Genre: First-Person Shooter
Developer: Panic Button
Publisher: Bethesda Softworks
The Doom reboot, as it heaped its exploding vesicles of demonic gore on mainstream platforms, was an unholy marriage of technology and superb art direction. What then of this Switch adaptation? The art direction is still there, though it's been smudged in Vaseline, so low is the resolution. The engine's special effects have been largely disabled or scaled back, and occasional framerate troubles compound things. While it delivers on the core experience and is at least recognizable as the same game, gargantuan sacrifices had to be made to get it running on the Switch's years-old Tegra mobile chipset.
If not anything else, time has certainly not benefited Mick Gordon's bizarre dubstep soundtrack, which is just as dour and irritating as ever. What's more, and presumably to fit the files onto the Switch's "game cards", the music is
enormously compressed sounding, hearkening back to the 56k Napster days. The game's sound effects and voice acting survive intact though.
The entire campaign from this new Doom is present, and the game controls and physics feel exactly the same as in the game's original slate of releases. The Switch "joy con" analog sticks don't have much range of movement, but the platform's "Pro Controller" feels very natural. The entire multiplayer package is there as well, but there is a hammer blow: no "SnapMap". To this reviewer, the integrated Timesplitters-esque map editor was the game's central party piece, and its absence leaves a Hell-like void in the overall package.

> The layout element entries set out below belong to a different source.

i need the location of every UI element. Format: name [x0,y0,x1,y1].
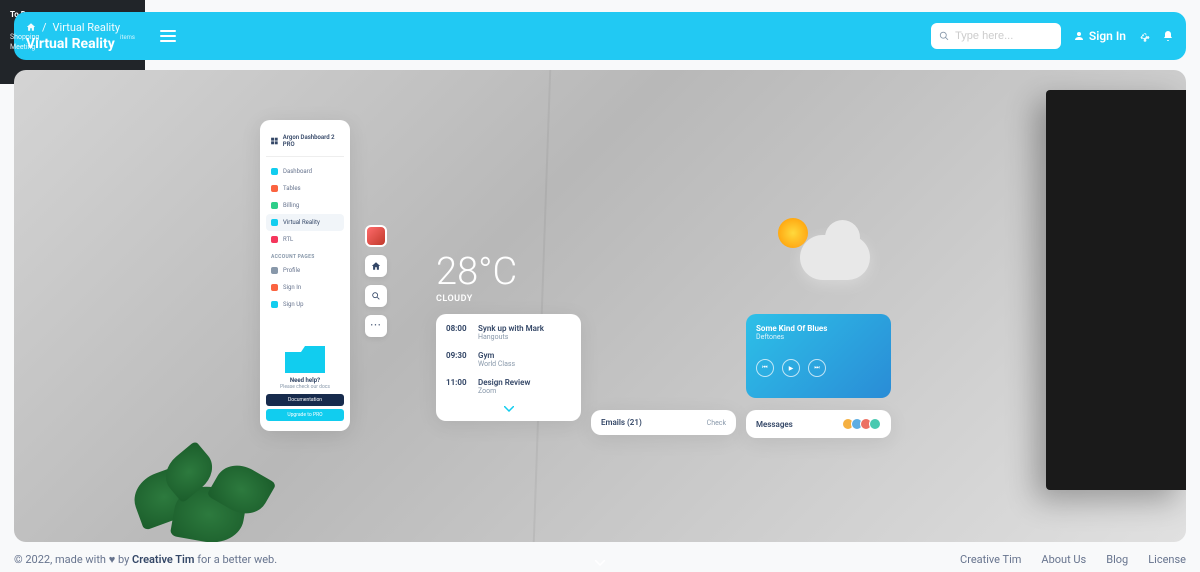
signin-button[interactable]: Sign In [1073,29,1126,43]
menu-toggle-icon[interactable] [160,30,176,42]
music-artist: Deftones [756,333,881,341]
sidebar-footer: Need help? Please check our docs Documen… [266,343,344,421]
sidebar-item-profile[interactable]: Profile [266,262,344,279]
sidebar-item-signup[interactable]: Sign Up [266,296,344,313]
ellipsis-icon: ··· [370,321,381,331]
breadcrumb-current: Virtual Reality [53,21,120,34]
weather-widget: 28°C CLOUDY [436,250,517,304]
footer-link[interactable]: About Us [1041,553,1086,566]
weather-icon [770,210,870,280]
sidebar-item-virtual-reality[interactable]: Virtual Reality [266,214,344,231]
schedule-row[interactable]: 09:30 Gym World Class [446,351,571,368]
todo-line: Shopping [10,33,39,43]
weather-temp: 28°C [436,250,517,294]
play-button[interactable]: ▶ [782,359,800,377]
prev-track-button[interactable]: ⏮ [756,359,774,377]
emails-card: Emails (21) Check [591,410,736,435]
music-title: Some Kind Of Blues [756,324,881,333]
messages-label: Messages [756,420,793,429]
message-avatars[interactable] [845,418,881,430]
todo-line: Meeting [10,43,39,53]
docs-image-icon [285,343,325,373]
sidebar-brand[interactable]: Argon Dashboard 2 PRO [266,130,344,157]
play-icon: ▶ [789,365,794,372]
sidebar-item-signin[interactable]: Sign In [266,279,344,296]
schedule-row[interactable]: 08:00 Synk up with Mark Hangouts [446,324,571,341]
help-subtitle: Please check our docs [266,384,344,390]
search-mini-button[interactable] [365,285,387,307]
upgrade-button[interactable]: Upgrade to PRO [266,409,344,421]
nav-left: / Virtual Reality Virtual Reality [26,21,120,52]
weather-condition: CLOUDY [436,294,517,304]
page-title: Virtual Reality [26,36,120,52]
avatar[interactable] [365,225,387,247]
home-button[interactable] [365,255,387,277]
bell-icon[interactable] [1162,30,1174,42]
sidebar: Argon Dashboard 2 PRO Dashboard Tables B… [260,120,350,431]
music-card: Some Kind Of Blues Deftones ⏮ ▶ ⏭ [746,314,891,398]
plant-image [134,422,294,542]
copyright: © 2022, made with ♥ by Creative Tim for … [14,553,277,566]
user-icon [1073,30,1085,42]
search-box[interactable] [931,23,1061,49]
next-track-button[interactable]: ⏭ [808,359,826,377]
sidebar-item-tables[interactable]: Tables [266,180,344,197]
schedule-row[interactable]: 11:00 Design Review Zoom [446,378,571,395]
next-icon: ⏭ [814,364,819,372]
breadcrumb: / Virtual Reality [26,21,120,34]
footer-link[interactable]: License [1148,553,1186,566]
vr-background [14,70,1186,542]
schedule-card: 08:00 Synk up with Mark Hangouts 09:30 G… [436,314,581,421]
prev-icon: ⏮ [762,364,767,372]
nav-right: Sign In [931,23,1174,49]
navbar: / Virtual Reality Virtual Reality Sign I… [14,12,1186,60]
messages-card: Messages [746,410,891,438]
home-icon [371,261,381,271]
footer-link[interactable]: Blog [1106,553,1128,566]
footer: © 2022, made with ♥ by Creative Tim for … [14,553,1186,566]
footer-link[interactable]: Creative Tim [960,553,1021,566]
emails-check-button[interactable]: Check [707,419,726,427]
creator-link[interactable]: Creative Tim [132,553,194,566]
sidebar-item-dashboard[interactable]: Dashboard [266,163,344,180]
emails-label: Emails (21) [601,418,642,427]
footer-links: Creative Tim About Us Blog License [960,553,1186,566]
chevron-down-icon [504,406,514,412]
documentation-button[interactable]: Documentation [266,394,344,406]
speaker-image [1046,90,1186,490]
help-title: Need help? [266,377,344,384]
more-button[interactable]: ··· [365,315,387,337]
profile-column: ··· [365,225,387,337]
search-icon [939,30,949,42]
search-icon [371,291,381,301]
sidebar-section-header: ACCOUNT PAGES [266,248,344,262]
home-icon[interactable] [26,22,36,32]
sidebar-item-billing[interactable]: Billing [266,197,344,214]
gear-icon[interactable] [1138,30,1150,42]
todo-items-label: items [120,34,135,41]
search-input[interactable] [955,30,1053,42]
avatar [869,418,881,430]
sidebar-item-rtl[interactable]: RTL [266,231,344,248]
expand-schedule-button[interactable] [446,405,571,415]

To those who are hardcore into technology, this Switch rendition of 2016's Doom is fascinating; the essence, overall feel, and effect of the original release are still here, crammed into a handheld-- cut back in sometimes dramatic and surprising ways, yet fully intact in others. The trouble is, why would anyone want to play this version over the others? It looks dismal, especially on a television, and the game's best feature didn't survive the chopping block. It's quite clearly a very clever adaptation, but it's equally clear that the hardware isn't really up to the task.